Syracuse University Art Museum Examines Food Culture in Workshop and Public Reception

The Syracuse University Art Museum is hosting a workshop with 2022-23 Art Wall Project artist Stephanie H. Shih and Lily C. Wong, Harry der Boghosian Fellow at the School of Architecture, on Friday, March 31, from 1 to 4 p.m. All interested Syracuse University and SUNY ESF undergraduate and graduate students can register for the workshop. Space is limited to 15 participants.

The workshop will examine food culture, production and consumption through the interrelated lenses of diaspora and rice, a staple food around the globe. Along with staff from the museum, participants will examine and discuss Shih’s ceramic rice bag sculptures and related objects associated with rice culture from the museum’s permanent collection. The workshop also includes a hands-on art-making activity.

Participants are invited to join the larger community for a public reception at 3 p.m. featuring rice snacks and tea immediately following the workshop. This program is generously co-sponsored by the Syracuse University Humanities Center and the East Asia program in the Maxwell School of Citizenship and Public Affairs.

About Stephanie H. Shih

Stephanie Shih poses in a shirt that says "No New Jails"
Shih

Shih’s painted ceramic sculptures explore the way cultural identities transform as they migrate with a diaspora. She has had solo exhibitions in New York, Los Angeles, Miami, San Francisco and at the Syracuse University Art Museum. Her practice has received support from the American Museum of Ceramic Arts, Lighthouse Works and Silver Art Projects. Activism is central to Shih’s practice, and since 2017 she’s raised over $110,000 for marginalized communities experiencing instability related to home through her art and platform.

About Lily Wong

Lily Chishan Wong joins the School of Architecture at Syracuse University as the 2022-23 Harry der Boghosian Fellow. As a transplant between Asia and America, she is interested in how global systems shape building cultures and vice versa.

Lily Wong outdoor portrait
Wong

Her project “Producing Nature” explores the use of plants in architecture and its planetary effects. It considers vegetation as atmospheric design—grown, stored and shipped globally—and charts the spaces and species involved in the production of “nature.” Inherently interdisciplinary, this exploration seeks to foster cross-pollination between architecture and other fields and to speculate on new environmental engagements.

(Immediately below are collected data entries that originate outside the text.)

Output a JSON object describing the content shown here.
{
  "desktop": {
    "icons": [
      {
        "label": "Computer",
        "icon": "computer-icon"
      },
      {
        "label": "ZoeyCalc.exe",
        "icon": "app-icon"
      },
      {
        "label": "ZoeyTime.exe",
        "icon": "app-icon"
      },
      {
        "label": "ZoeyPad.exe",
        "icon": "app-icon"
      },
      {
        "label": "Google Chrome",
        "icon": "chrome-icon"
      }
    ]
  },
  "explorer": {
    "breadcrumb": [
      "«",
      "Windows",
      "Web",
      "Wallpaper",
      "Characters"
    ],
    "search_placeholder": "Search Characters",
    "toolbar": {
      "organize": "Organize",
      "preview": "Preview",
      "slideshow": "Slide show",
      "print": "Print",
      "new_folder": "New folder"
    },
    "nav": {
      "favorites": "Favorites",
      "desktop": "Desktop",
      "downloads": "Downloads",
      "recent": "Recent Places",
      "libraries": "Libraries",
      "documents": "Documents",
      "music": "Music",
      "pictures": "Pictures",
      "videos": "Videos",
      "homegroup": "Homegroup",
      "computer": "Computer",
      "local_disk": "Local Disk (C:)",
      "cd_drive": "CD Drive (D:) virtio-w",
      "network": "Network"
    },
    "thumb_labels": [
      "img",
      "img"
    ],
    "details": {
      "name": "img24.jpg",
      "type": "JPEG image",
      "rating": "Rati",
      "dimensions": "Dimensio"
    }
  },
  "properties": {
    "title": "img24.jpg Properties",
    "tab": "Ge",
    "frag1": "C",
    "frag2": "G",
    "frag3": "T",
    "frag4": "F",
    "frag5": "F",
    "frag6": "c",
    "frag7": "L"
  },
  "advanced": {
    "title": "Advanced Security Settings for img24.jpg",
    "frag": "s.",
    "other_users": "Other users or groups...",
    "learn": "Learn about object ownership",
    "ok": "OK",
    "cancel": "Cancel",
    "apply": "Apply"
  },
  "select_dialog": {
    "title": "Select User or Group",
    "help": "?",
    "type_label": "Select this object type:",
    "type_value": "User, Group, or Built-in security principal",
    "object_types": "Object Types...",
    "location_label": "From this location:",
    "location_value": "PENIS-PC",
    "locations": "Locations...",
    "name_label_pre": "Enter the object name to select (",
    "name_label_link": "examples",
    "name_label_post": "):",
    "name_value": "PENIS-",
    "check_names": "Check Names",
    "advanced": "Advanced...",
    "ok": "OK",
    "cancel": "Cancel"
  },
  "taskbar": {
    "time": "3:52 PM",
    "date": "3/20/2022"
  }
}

Wong received a master of architecture from Columbia University Graduate School of Architecture, Planning and Preservation and was nurtured with the Kohn Pedersen Fox Traveling Fellowship, Award for Excellence in Total Design, Lucille Smyser Lowenfish Memorial Prize, William Kinne Fellows Travelling Prize and Fred L. Liebmann Book Award. She cofounded : (pronounced “colon”), a publication and workshop dissecting the rhetoric and media that are rooted in the field of architecture.